South Korea Moves to Cap Crypto Exchange Ownership


South Korea Moves to Cap Crypto Exchange Ownership


South Korea’s FSC proposes 15–20% ownership limits, forcing major crypto exchange shareholders to divest excess stakes.

South Korea’s Financial Services Commission (FSC) proposed a limit of 15–20% ownership stakes for major cryptocurrency exchange shareholders. The measure has an impact on the founders and controlling shareholders of the top exchanges of the country.

Officials said the regulation aims to improve governance and prevent excessive control by a few individuals. It ensures cryptocurrency exchanges operate under rules similar to traditional financial institutions. The measure also seeks to enhance transparency and protect users within the crypto market.

FSC Targets Korea’s Four Largest Exchanges

The regulation is aimed at Upbit, Bithumb, Coinone, and Korbit, and has a combined user base of 11 million. The FSC considers these exchanges to constitute “core infrastructure” for the distribution of virtual assets. Therefore, any shareholder who exceeds the new limits must rid themselves of an excess of shares. The framework is similar to requirements under the Capital Markets Act for regulated alternative exchanges.

Related Reading: Cypto News: South Korea FIU Fines Korbit $1.9 Million Over AML Violations| Live Bitcoin News

Upbit’s Chairman, Song Chi-hyung, owns about 25% of the exchange, which means he may have to sell 5-10% of his shares. Bithumb Holdings owns 73% of Bithumb, and needs to divest upwards of 50% of it. Coinone’s Chairman, Cha Myung-hoon, with 54%, would have to divest more than 34%, and it could have an impact on his management control.

The FSC noted that there are currently a small number of founders who exert disproportionate influence over the exchange operations. Large operating profits, which are largely generated from trading fees, are concentrated in the hands of a few shareholders.

Consequently, the FSC proposed a “large shareholder qualification examination system” which would monitor the ownership. It will ensure accountability and prevent excessive operational dominance in the virtual asset sector.
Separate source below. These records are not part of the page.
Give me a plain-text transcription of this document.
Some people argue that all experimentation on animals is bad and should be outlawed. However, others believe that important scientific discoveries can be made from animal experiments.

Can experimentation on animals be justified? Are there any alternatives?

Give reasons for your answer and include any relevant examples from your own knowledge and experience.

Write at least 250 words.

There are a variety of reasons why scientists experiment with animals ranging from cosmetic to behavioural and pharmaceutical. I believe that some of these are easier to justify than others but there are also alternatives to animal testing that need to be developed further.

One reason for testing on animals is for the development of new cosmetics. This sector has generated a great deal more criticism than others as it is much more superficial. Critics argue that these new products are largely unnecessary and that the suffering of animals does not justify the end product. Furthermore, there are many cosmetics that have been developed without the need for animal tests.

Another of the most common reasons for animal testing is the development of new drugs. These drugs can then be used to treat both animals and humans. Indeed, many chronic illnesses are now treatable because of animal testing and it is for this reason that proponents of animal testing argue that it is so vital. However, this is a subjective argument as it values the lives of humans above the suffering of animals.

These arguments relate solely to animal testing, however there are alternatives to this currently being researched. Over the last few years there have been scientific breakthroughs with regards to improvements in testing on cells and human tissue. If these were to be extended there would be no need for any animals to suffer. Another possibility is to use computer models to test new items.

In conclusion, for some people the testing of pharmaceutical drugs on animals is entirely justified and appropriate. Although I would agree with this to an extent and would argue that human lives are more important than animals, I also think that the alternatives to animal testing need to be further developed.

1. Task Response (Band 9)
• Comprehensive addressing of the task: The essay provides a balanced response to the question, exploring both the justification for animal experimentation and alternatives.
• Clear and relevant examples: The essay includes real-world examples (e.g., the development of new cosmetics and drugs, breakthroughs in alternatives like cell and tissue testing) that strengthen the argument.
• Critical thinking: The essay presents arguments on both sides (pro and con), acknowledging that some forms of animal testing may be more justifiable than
Industry Voices Concerns Over Excessive Regulation

Industry representatives have argued that the proposed limits could be an infringement on property rights and management autonomy. Analysts warned that forced divestments could deplete share prices and cause problems finding buyers for huge stakes.

Upbit’s continued merger with Naver Financial could encounter further obstacles as a result of these new restrictions on ownership. This will also create uncertainty for market participants and investors alike.

Critics are also of the view that the two-step legislation, aimed at encouraging virtual asset businesses and safeguarding consumers, could lead to over-regulation. The measure is included in the upcoming “Virtual Asset Phase 2 Bill, although no date of enactment has been confirmed. Transitional periods and final thresholds of ownership are still being discussed in the National Assembly to cover possible operational disruptions.

Supporters argue that ownership caps will lead to better governance, less concentrated control, and increased adherence to financial standards. The rules are intended to protect users and stabilize the market.

By imposing divestments, the government aims to strike a balance between private possession and public responsibility. This will mitigate the hazards of concentrated control and aligning exchanges with worldwide practices of regulations.

Overall, the proposal is a major regulatory shift for the cryptocurrency industry in South Korea. The rules may require divestments worth billions of won, restructure governance, and create a benchmark for cryptocurrency oversight in the future. Observers expect further debate in the National Assembly before final thresholds and details on enforcement are established.